Logical reasoning is a core challenge in natural language understanding and a fundamental capability of artificial intelligence, underpinning scientific discovery, mathematical theorem proving, and complex decision-making. Despite the remarkable progress of large language models (LLMs), most current approaches still rely on forward reasoning paradigms, generating step-by-step rationales from premises to conclusions. However, such methods often suffer from redundant inference paths, hallucinated steps, and semantic drift, resulting in inefficient and unreliable reasoning. In this paper, we propose a novel framework, Hypothesis-driven Backward Logical Reasoning (HBLR). The core idea is to integrate confidence-aware symbolic translation with hypothesis-driven backward reasoning.

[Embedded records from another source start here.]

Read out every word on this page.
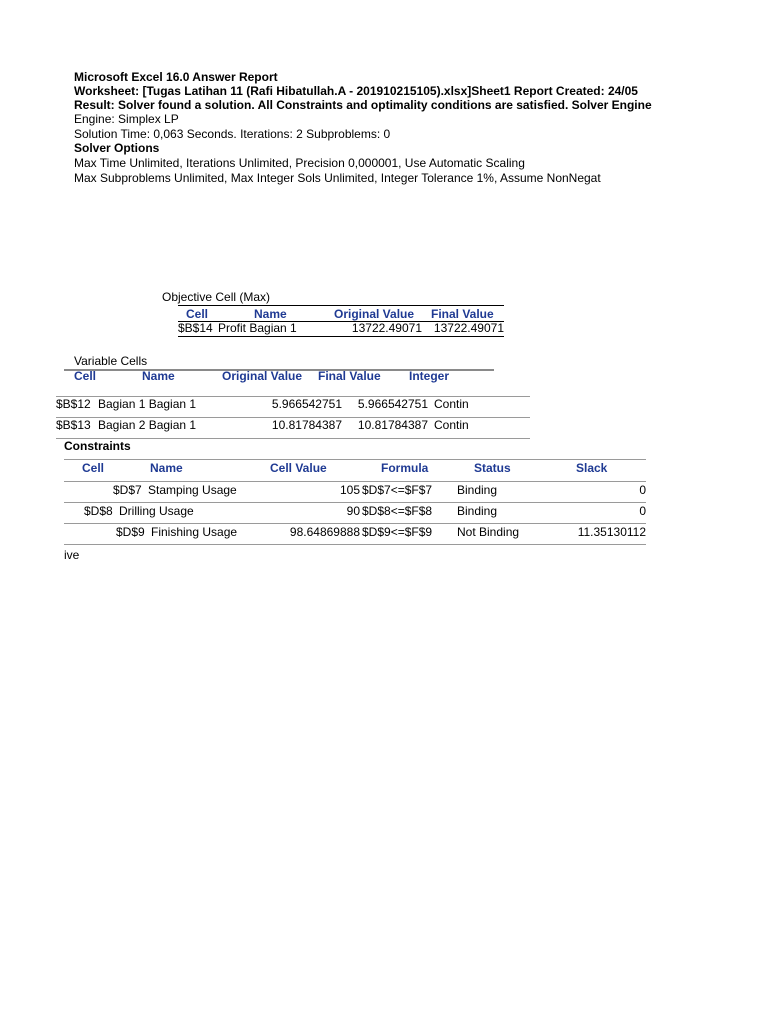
Microsoft Excel 16.0 Answer Report
Worksheet: [Tugas Latihan 11 (Rafi Hibatullah.A - 201910215105).xlsx]Sheet1 Report Created: 24/05
Result: Solver found a solution. All Constraints and optimality conditions are satisfied. Solver Engine
Engine: Simplex LP
Solution Time: 0,063 Seconds. Iterations: 2 Subproblems: 0
Solver Options
Max Time Unlimited, Iterations Unlimited, Precision 0,000001, Use Automatic Scaling
Max Subproblems Unlimited, Max Integer Sols Unlimited, Integer Tolerance 1%, Assume NonNegat
Objective Cell (Max)
Cell	Name	Original Value Final Value
$B$14 Profit Bagian 1	13722.49071 13722.49071
Variable Cells
Cell	Name	Original Value Final Value Integer
$B$12 Bagian 1 Bagian 1	5.966542751	5.966542751 Contin
$B$13 Bagian 2 Bagian 1	10.81784387	10.81784387 Contin
Constraints
Cell	Name	Cell Value	Formula	Status	Slack
$D$7 Stamping Usage	105 $D$7<=$F$7 Binding	0
$D$8 Drilling Usage	90 $D$8<=$F$8 Binding	0
$D$9 Finishing Usage	98.64869888 $D$9<=$F$9 Not Binding	11.35130112
ive
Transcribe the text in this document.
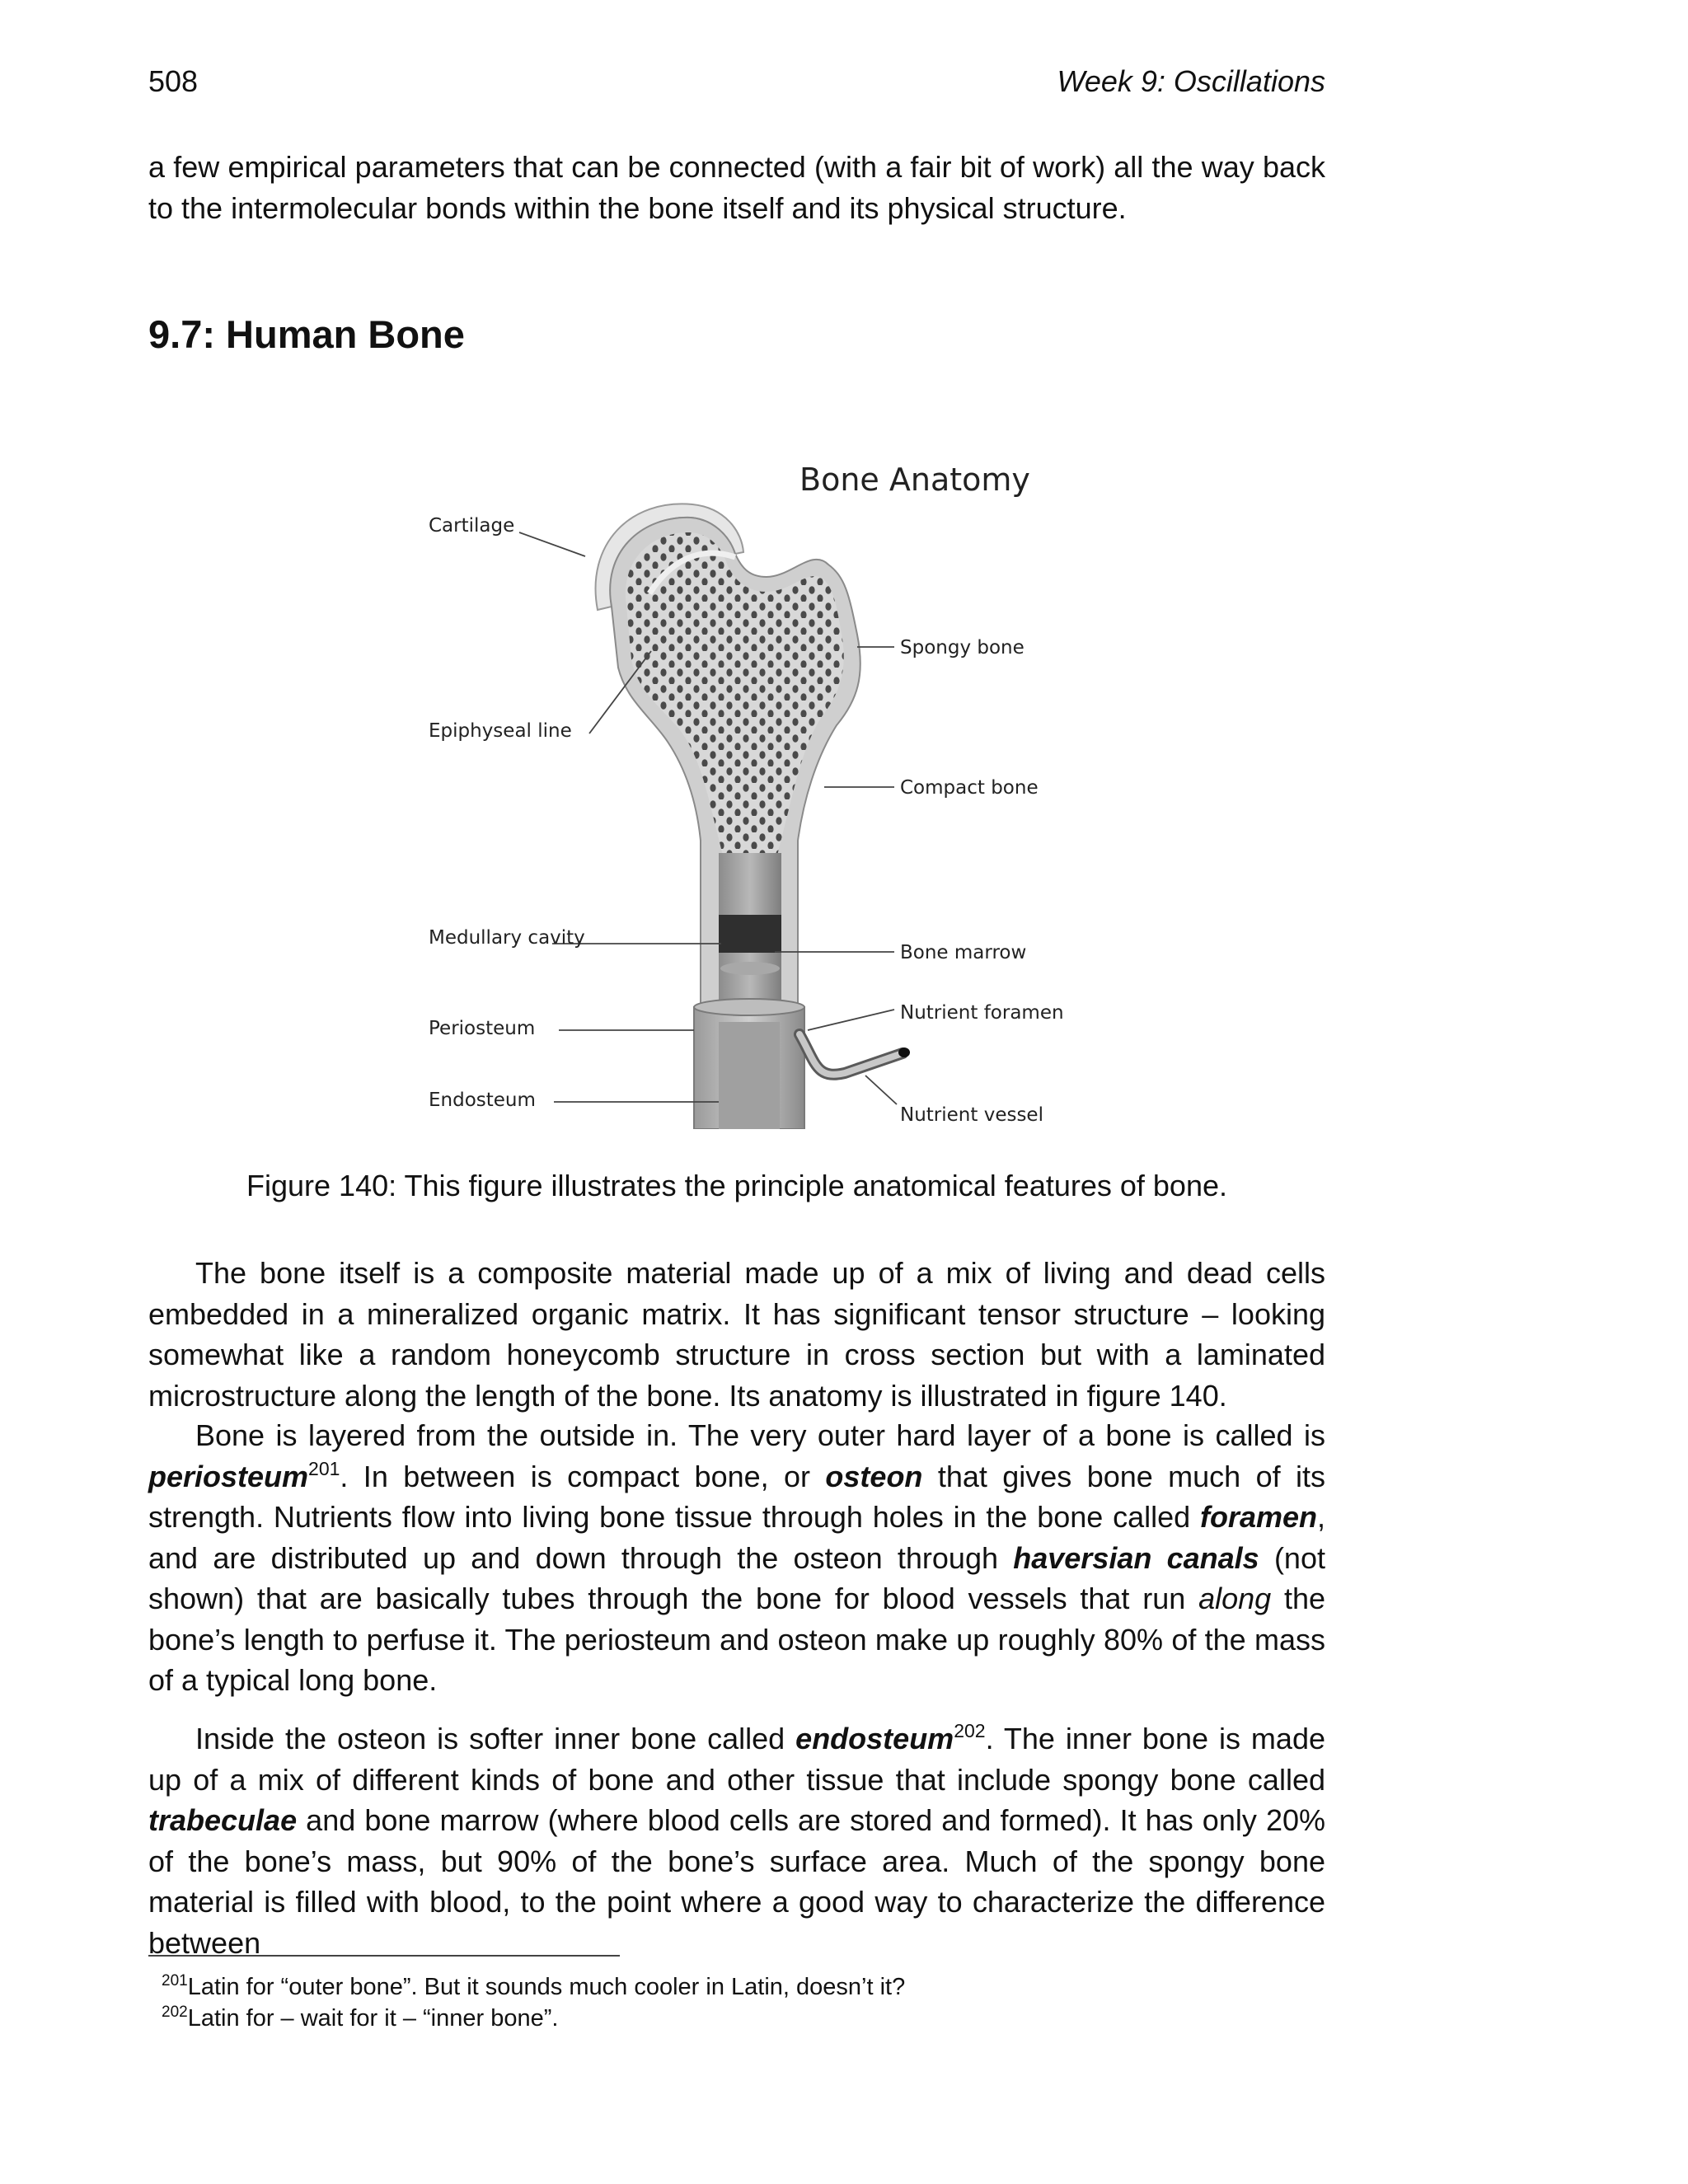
508	Week 9: Oscillations
a few empirical parameters that can be connected (with a fair bit of work) all the way back to the intermolecular bonds within the bone itself and its physical structure.
9.7: Human Bone
Bone Anatomy
Cartilage
Epiphyseal line
Medullary cavity
Periosteum
Endosteum
Spongy bone
Compact bone
Bone marrow
Nutrient foramen
Nutrient vessel
Figure 140: This figure illustrates the principle anatomical features of bone.
The bone itself is a composite material made up of a mix of living and dead cells embedded in a mineralized organic matrix. It has significant tensor structure – looking somewhat like a random honeycomb structure in cross section but with a laminated microstructure along the length of the bone. Its anatomy is illustrated in figure 140.
Bone is layered from the outside in. The very outer hard layer of a bone is called is periosteum$^{201}$. In between is compact bone, or osteon that gives bone much of its strength. Nutrients flow into living bone tissue through holes in the bone called foramen, and are distributed up and down through the osteon through haversian canals (not shown) that are basically tubes through the bone for blood vessels that run along the bone’s length to perfuse it. The periosteum and osteon make up roughly 80% of the mass of a typical long bone.
Inside the osteon is softer inner bone called endosteum$^{202}$. The inner bone is made up of a mix of different kinds of bone and other tissue that include spongy bone called trabeculae and bone marrow (where blood cells are stored and formed). It has only 20% of the bone’s mass, but 90% of the bone’s surface area. Much of the spongy bone material is filled with blood, to the point where a good way to characterize the difference between
$^{201}$Latin for “outer bone”. But it sounds much cooler in Latin, doesn’t it?
$^{202}$Latin for – wait for it – “inner bone”.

In the translation phase, only high-confidence spans are converted into logical form, such as First-Order Logic (FOL), while uncertain content remains in natural language. A translation reflection module further ensures semantic fidelity by evaluating symbolic outputs and reverting lossy ones back to text when necessary. In the reasoning phase, HBLR simulates human deductive thinking by assuming the conclusion is true and recursively verifying its premises. A reasoning reflection module further identifies and corrects flawed inference steps, enhancing logical coherence. Extensive experiments on five reasoning benchmarks demonstrate that HBLR consistently outperforms strong baselines in both accuracy and efficiency.

翻译：逻辑推理是自然语言理解的核心挑战，也是人工智能的基础能力，支撑着科学发现、数学定理证明和复杂决策。尽管大语言模型取得了显著进展，但当前大多数方法仍依赖于前向推理范式，即从前提逐步生成推演至结论的推理链。然而，此类方法常存在推理路径冗余、步骤幻觉和语义漂移等问题，导致推理效率低下且不可靠。本文提出了一种新颖的框架——假设驱动的逆向逻辑推理。其核心思想是将置信度感知的符号翻译与假设驱动的逆向推理相结合。在翻译阶段，仅将高置信度的文本片段转换为如一阶逻辑等逻辑形式，而不确定内容则保留为自然语言。翻译反思模块通过评估符号输出并在必要时将有损转换回退至文本，进一步确保语义保真度。在推理阶段，该框架通过假设结论为真并递归验证其前提，模拟人类的演绎思维。推理反思模块进一步识别并修正有缺陷的推理步骤，从而增强逻辑连贯性。在五个推理基准上的大量实验表明，该框架在准确性和效率上均持续优于强基线模型。